Datado de 1984, "Reckless" foi realizado por James Foley ("Homens À Queima Roupa"), escrito por Chris Colombus (que viria a realizar "Sozinho em Casa" e os dois primeiros filmes do Harry Potter) e protagonizado por Aidan Quinn (o seu primeiro filme) e Daryl Hannah.
A história é simples: numa cidade industrial do Ohio, a privilegiada e popular Tracy Prescott (Daryl Hannah) dá por si farta de ser a menina perfeita e da fanfarronice do seu namorado Randy (Adam Baldwin). John Rourke é o marginal da escola, em constante conflito com o pai (que o acusa pela fuga da sua mãe) e adora viver a vida ao limite, sobretudo acelerando na sua mota. Por causa da sua rebeldia, toda a gente o culpa dos sarilhos em que se mete, mesmo quando frequentemente a culpa não é dele.
Quando um sorteio para o baile da escola junta Tracy e John como par, a atracção é mútua e imediata. Numa noite, Tracy dá por si a experimentar os prazeres da transgressão (e do sexo) com John. Porém, Tracy depressa se deixa amedontrar pelo rumo da relação e afasta-se. Mas quando John, depois de perder tudo o resto, declara-se a ela no meio da escola, ela decide correr o risco.
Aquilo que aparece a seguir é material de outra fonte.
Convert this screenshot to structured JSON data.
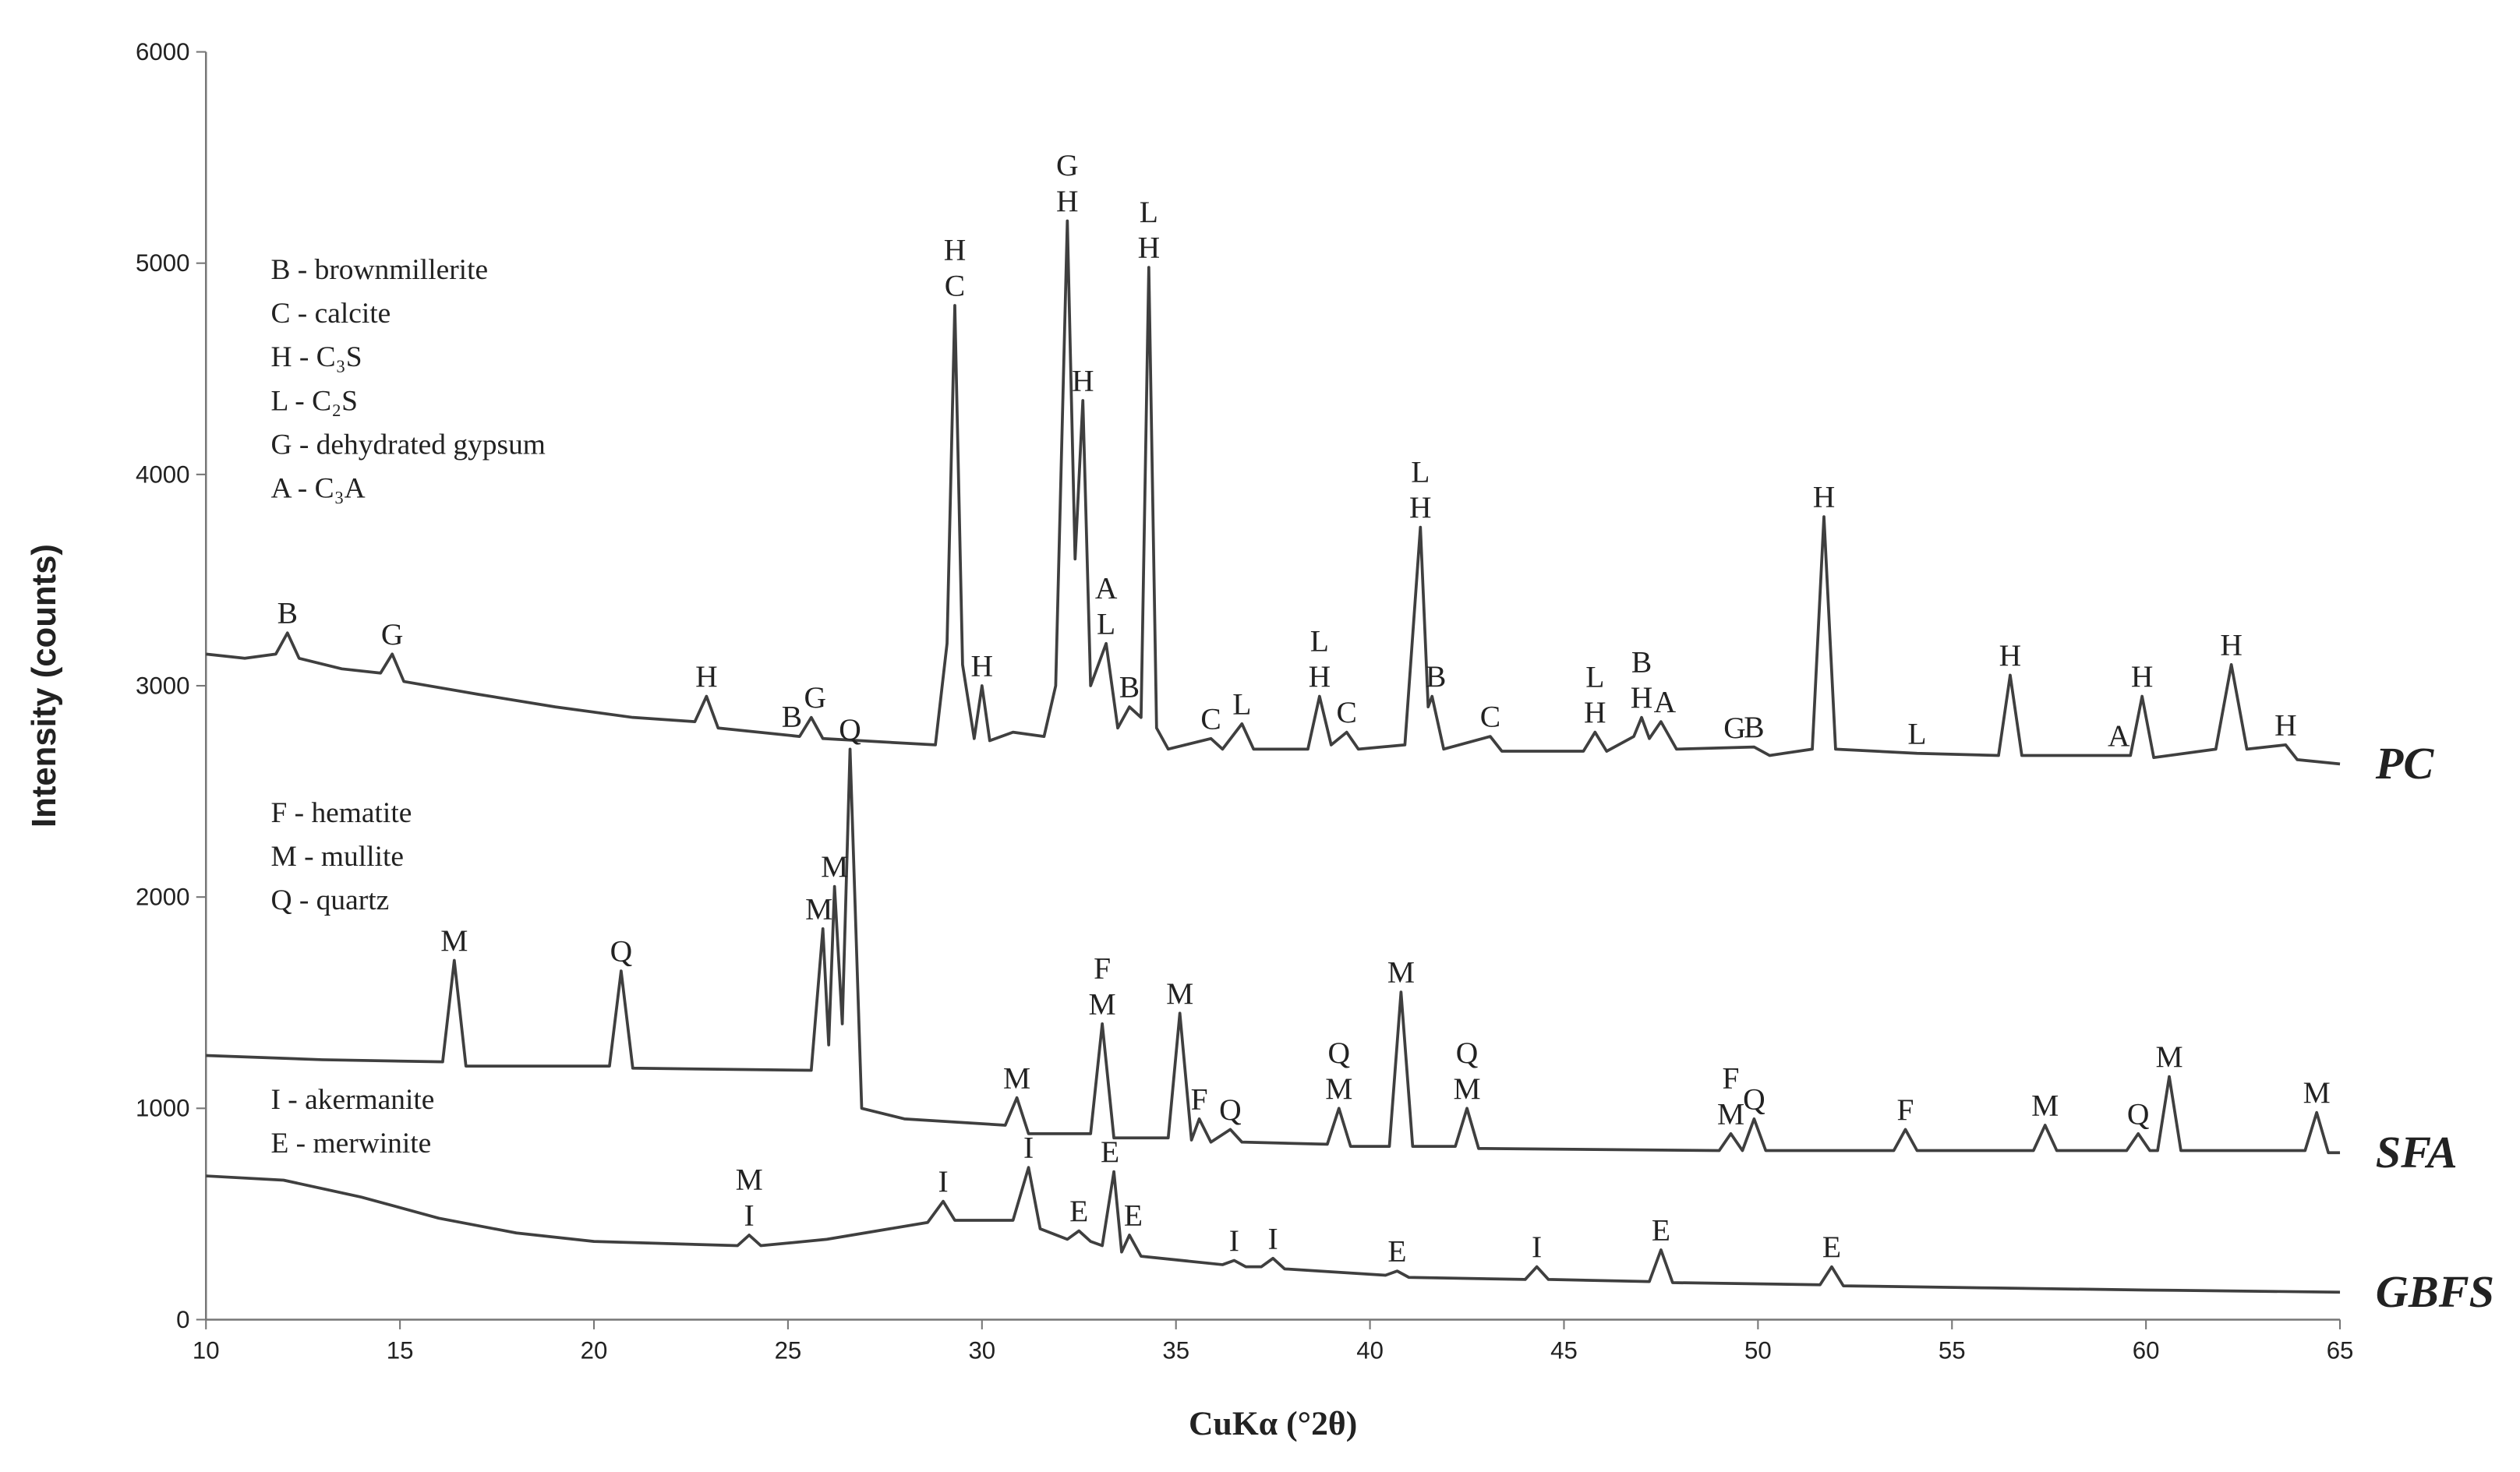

Não se pode dizer que seja um filme muito brilhante, aliás foi um fracasso de bilheteira. Felizmente, o sucesso de "Desesperadamente Procurando Susan" assegurou a carreira de Quinn e Hannah voltaria a ser um ícone em "Splash - A Sereia". O argumento tem vários plotholes, a relação do par amoroso tem vários momentos estranhos e até agressivos (John tem um atitude de quase stalker) valendo-se sobretudo pela química entre os actores, e o final idílico (os dois na mota estrada fora ao som de "Roll me away" de Bob Seger) acentua ainda mais a estranha relação do par para além de deixar o espectador, mesmo em empatia com eles, com muitas questões em aberto, nomeadamente como é que eles vão fazer a seguir.